We claim that causal reasoning more naturally emulates the process that a human would do to ''smartly" search the space.
Preliminary results reported in this paper are promising.
- Score: 9.341830361844337
- License: http://creativecommons.org/licenses/by/4.0/
- Abstract: With software systems becoming increasingly pervasive and autonomous, our
ability to test for their quality is severely challenged. Many systems are
called to operate in uncertain and highly-changing environment, not rarely
required to make intelligent decisions by themselves. This easily results in an
intractable state space to explore at testing time. The state-of-the-art
techniques try to keep the pace, e.g., by augmenting the tester's intuition
with some form of (explicit or implicit) learning from observations to search
this space efficiently. For instance, they exploit historical data to drive the
search (e.g., ML-driven testing) or the tests execution data itself (e.g.,
adaptive or search-based testing). Despite the indubitable advances, the need
for smartening the search in such a huge space keeps to be pressing.

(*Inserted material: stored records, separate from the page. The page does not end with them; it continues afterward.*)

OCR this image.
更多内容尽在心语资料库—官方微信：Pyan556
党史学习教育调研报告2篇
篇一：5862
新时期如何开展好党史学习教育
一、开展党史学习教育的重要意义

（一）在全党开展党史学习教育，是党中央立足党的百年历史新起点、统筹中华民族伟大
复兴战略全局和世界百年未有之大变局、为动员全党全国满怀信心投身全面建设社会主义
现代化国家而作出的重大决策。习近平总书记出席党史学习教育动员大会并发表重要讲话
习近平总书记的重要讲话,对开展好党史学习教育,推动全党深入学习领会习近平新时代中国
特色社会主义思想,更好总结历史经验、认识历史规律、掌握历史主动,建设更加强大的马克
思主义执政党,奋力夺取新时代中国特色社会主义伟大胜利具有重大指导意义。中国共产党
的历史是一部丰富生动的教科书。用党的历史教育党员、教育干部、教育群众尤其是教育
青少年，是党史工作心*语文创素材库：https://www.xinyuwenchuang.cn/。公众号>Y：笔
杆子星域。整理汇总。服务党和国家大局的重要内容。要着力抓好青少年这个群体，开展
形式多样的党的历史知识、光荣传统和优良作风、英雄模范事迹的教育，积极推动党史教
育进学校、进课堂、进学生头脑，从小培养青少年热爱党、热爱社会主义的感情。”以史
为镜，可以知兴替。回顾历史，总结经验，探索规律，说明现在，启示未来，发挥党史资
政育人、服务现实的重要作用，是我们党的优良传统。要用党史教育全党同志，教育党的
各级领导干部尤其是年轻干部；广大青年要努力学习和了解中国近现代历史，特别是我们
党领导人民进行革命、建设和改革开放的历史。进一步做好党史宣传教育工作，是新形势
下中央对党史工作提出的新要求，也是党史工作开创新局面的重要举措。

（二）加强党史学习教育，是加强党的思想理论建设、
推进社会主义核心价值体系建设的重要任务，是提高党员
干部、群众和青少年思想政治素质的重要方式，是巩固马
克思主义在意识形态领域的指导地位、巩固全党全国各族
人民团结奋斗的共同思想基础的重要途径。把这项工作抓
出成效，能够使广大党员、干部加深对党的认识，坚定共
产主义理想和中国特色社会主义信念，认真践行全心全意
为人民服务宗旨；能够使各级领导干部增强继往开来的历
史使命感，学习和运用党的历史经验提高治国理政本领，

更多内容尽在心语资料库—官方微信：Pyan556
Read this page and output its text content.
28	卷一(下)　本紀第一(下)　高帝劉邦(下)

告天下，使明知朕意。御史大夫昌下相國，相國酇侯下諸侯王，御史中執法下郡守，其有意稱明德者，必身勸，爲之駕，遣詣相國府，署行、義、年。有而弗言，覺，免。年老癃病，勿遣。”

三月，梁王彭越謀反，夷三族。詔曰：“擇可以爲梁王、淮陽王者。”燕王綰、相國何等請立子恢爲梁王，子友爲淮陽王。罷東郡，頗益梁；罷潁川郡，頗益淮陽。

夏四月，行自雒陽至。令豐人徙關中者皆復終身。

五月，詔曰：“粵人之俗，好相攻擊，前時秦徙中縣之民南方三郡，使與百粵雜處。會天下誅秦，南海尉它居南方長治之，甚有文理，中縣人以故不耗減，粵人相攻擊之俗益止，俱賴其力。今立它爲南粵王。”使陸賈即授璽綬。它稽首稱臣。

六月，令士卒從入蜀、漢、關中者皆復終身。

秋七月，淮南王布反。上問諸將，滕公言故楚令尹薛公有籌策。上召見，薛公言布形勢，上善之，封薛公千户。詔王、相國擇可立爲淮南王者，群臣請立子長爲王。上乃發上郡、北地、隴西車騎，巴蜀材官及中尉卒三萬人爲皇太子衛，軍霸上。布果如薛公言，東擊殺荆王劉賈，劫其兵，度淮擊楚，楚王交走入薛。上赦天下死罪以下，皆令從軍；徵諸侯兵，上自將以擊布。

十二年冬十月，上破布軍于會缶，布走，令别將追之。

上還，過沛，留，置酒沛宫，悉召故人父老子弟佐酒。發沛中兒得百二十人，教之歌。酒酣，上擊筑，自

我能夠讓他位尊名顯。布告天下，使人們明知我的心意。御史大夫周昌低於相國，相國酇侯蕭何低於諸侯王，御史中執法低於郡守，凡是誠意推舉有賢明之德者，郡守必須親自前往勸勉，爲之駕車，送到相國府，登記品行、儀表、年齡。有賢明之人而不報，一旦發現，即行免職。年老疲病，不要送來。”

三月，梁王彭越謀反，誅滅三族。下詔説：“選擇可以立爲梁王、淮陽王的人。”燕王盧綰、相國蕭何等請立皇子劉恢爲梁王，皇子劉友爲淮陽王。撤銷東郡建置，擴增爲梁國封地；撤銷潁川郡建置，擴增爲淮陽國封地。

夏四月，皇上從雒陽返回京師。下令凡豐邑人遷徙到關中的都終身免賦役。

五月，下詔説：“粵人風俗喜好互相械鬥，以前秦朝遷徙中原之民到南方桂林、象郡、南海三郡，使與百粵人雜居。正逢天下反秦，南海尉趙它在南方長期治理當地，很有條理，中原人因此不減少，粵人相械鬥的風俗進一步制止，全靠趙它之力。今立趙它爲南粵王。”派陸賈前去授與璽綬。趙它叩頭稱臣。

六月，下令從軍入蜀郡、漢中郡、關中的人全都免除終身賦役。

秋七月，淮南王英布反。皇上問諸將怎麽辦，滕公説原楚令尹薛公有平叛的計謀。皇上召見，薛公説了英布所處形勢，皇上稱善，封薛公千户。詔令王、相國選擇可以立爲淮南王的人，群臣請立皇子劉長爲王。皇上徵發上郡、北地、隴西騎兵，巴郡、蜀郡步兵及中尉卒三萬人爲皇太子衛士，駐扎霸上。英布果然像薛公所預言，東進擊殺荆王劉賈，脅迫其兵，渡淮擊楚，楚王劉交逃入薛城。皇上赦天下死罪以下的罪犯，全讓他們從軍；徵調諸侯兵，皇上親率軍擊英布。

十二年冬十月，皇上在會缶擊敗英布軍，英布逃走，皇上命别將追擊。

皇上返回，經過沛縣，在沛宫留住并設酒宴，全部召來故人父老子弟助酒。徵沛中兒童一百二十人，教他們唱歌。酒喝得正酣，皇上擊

We introduce Reasoning-Based Software Testing (RBST), a new way of thinking
at the testing problem as a causal reasoning task. Compared to mere
intuition-based or state-of-the-art learning-based strategies, we claim that
causal reasoning more naturally emulates the process that a human would do to
''smartly" search the space. RBST aims to mimic and amplify, with the power of
computation, this ability. The conceptual leap can pave the ground to a new
trend of techniques, which can be variously instantiated from the proposed
framework, by exploiting the numerous tools for causal discovery and inference.
Preliminary results reported in this paper are promising.